// http://resistir.info/ // por Lexit network
Com a implementação do Mercado Único europeu e do Tratado de Maastricht, a integração europeia foi definida como projecto neoliberal de longo prazo. O Pacto de Estabilidade e Crescimento, as estruturas fundamentais do Mercado Único e da União Económica e Monetária, além de outros elementos, constituem um quadro institucional que alimenta políticas de austeridade, o desmantelamento dos direitos dos trabalhadores, do Estado social e a imposição de privatizações nos Estados-membros da União Europeia.
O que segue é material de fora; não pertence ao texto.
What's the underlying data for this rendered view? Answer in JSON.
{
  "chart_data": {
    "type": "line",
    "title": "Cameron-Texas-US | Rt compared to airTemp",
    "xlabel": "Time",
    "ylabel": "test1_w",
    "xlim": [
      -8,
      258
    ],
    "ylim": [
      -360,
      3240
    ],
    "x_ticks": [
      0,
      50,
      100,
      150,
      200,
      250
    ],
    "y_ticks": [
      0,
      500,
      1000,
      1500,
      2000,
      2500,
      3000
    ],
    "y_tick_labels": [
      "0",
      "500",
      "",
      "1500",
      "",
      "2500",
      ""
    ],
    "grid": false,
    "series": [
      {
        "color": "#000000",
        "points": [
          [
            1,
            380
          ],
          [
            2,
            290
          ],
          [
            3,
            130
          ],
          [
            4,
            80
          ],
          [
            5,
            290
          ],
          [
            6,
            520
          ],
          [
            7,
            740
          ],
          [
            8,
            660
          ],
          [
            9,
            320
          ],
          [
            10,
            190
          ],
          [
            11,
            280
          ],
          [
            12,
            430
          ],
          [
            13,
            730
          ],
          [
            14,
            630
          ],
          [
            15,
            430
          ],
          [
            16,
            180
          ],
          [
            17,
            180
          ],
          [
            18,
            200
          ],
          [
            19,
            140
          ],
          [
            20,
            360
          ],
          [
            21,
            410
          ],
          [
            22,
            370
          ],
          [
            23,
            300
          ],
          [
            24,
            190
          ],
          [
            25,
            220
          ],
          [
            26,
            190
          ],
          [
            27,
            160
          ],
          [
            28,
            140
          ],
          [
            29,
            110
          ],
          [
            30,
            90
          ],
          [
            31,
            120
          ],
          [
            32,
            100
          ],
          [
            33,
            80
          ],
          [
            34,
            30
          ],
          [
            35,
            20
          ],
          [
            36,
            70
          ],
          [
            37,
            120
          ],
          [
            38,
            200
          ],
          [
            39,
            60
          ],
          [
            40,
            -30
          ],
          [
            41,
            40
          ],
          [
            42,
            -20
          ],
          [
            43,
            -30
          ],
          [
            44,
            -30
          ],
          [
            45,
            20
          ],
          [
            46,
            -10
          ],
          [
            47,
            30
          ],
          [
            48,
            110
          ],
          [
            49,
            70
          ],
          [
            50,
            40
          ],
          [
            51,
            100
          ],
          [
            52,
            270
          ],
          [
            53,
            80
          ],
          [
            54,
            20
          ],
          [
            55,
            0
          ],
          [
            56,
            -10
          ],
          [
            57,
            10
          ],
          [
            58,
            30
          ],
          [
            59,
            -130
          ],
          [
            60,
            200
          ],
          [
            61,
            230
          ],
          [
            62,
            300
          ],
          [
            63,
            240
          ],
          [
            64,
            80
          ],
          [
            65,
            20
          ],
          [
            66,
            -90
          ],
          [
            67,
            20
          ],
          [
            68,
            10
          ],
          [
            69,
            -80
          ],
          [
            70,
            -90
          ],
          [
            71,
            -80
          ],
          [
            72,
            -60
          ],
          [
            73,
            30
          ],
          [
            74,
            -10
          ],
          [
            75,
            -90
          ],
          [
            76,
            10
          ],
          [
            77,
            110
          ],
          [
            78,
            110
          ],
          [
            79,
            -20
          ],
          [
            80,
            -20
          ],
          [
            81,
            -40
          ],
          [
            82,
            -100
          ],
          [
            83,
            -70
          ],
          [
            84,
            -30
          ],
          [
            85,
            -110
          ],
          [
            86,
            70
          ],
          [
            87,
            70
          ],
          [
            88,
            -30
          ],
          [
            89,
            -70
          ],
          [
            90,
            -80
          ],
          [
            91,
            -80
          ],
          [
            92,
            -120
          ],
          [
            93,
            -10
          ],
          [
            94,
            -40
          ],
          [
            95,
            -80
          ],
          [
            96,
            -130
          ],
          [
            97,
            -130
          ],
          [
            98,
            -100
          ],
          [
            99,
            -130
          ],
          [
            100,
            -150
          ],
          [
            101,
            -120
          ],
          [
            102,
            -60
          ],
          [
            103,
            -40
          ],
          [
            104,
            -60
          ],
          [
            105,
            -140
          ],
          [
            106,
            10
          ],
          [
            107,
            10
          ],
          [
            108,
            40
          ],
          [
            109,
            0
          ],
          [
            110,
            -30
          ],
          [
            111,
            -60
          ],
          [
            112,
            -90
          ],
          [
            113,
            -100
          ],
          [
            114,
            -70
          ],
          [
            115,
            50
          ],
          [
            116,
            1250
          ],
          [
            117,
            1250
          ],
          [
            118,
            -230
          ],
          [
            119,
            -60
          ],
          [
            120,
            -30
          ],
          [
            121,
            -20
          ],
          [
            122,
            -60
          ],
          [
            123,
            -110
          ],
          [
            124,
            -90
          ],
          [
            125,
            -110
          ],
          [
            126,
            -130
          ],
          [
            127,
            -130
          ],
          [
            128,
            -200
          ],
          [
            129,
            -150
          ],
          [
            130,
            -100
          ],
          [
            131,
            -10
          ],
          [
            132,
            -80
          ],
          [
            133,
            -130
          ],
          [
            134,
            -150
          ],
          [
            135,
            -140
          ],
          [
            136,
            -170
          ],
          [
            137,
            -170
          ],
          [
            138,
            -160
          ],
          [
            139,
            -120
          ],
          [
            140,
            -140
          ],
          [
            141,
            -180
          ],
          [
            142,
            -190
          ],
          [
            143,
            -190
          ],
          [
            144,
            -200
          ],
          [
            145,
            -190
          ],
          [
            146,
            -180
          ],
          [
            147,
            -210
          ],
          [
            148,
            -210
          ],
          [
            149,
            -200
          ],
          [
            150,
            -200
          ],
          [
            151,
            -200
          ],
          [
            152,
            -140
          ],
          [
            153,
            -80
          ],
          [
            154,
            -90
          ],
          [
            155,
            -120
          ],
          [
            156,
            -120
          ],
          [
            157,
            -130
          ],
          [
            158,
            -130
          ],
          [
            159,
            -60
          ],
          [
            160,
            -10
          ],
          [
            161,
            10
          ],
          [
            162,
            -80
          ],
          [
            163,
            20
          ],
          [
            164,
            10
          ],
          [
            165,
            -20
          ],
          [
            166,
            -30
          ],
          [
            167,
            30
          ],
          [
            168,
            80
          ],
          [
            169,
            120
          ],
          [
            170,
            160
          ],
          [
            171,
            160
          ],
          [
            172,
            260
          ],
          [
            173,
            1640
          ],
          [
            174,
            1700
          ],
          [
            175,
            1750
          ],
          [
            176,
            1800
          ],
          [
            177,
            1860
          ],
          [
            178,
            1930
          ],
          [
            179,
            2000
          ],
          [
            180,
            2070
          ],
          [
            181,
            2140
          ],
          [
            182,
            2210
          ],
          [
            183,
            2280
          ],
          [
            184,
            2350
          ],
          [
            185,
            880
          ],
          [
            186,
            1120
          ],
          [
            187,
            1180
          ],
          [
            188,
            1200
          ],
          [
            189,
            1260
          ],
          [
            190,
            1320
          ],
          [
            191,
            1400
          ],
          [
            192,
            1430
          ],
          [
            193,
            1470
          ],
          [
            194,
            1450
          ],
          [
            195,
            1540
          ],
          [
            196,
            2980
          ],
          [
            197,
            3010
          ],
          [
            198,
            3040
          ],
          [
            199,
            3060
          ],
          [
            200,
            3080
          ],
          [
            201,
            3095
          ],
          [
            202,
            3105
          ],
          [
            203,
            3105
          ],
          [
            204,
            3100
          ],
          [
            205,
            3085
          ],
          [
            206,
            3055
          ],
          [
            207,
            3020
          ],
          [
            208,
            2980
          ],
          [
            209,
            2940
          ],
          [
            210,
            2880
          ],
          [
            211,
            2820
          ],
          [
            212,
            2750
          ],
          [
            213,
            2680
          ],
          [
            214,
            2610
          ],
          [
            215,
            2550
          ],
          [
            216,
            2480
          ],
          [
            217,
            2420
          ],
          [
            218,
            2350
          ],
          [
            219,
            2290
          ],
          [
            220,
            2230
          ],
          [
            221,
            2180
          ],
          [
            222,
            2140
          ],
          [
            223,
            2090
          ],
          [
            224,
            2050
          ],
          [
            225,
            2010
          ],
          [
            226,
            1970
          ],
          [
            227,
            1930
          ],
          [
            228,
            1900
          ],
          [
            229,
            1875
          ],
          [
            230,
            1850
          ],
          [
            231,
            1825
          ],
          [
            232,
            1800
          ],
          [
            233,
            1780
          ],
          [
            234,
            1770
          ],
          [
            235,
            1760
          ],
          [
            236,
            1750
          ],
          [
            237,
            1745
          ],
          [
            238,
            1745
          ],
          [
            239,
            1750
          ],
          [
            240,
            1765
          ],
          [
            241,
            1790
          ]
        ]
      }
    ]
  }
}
Contrariando a ideia de que a UE é um campo de acção neutro, os eventos pós-Grande Recessão (2007/2009) mostraram-nos que o actual projecto de integração é definido pelo carácter regressivo dos seus tratados e por uma radicalização sem precedentes do seu carácter neoliberal. As relações de poder assimétricas e hierarquizadas (centro-periferia) são características da integração europeia, culminando, finalmente, no domínio da Alemanha sobre as orientações de política económica da União Europeia após a Grande Recessão. O desenvolvimento regulatório que acompanhou o estabelecimento da zona euro e as medidas tomadas em resposta à crise da moeda única, através da imposição de regras e condicionantes institucionais cada vez mais restritivas e cada vez menos legítimas (Pacto Euro+, Tratado Fiscal, etc.) intensificaram o carácter autoritário e neoliberal da integração europeia. Portanto, o actual projecto de integração transformou-se numa ameaça à democracia e soberania popular.O euro – uma moeda de crises
A crise do euro é um produto da má arquitectura e conceptualização da União Económica e Monetária (UEM), focada, desde o seu início, na austeridade e na deflação como objectivos fundamentais. Ao invés de estimular um processo de convergência económica e social dos Estados aderentes à moeda única, o desenvolvimento económico empiricamente observável (em termos de rendimentos do trabalho, produtividade, etc.) tornou-se cada vez mais divergente. A UEM criou desequilíbrios macroeconómicos cada vez maiores (i.e. aumento dos défices da balança corrente nas economias periféricas, mas também na França e na Itália; enormes excedentes na economia alemã e outras); numa fase inicial, causou um forte aumento dos fluxos de capital, a partir do centro em direcção à periferia. Esta inundação de capital barato insuflou bolhas especulativas baseadas em activos imobiliários, por um lado, e activos financeiros de elevado risco, por outro. Isto causou um aumento da dívida pública e privada.
Um importante factor explicativo dos desequilíbrios foi a priorização, pela Alemanha, na redução dos custos unitários do trabalho, através da reorganização das cadeias de criação de valor para as indústrias exportadoras alemãs no sentido do aproveitamento da mão-de-obra residente no países da Europa do Leste, do ataque aos rendimentos do trabalho, do planeamento fiscal agressivo e nos cortes às prestações sociais.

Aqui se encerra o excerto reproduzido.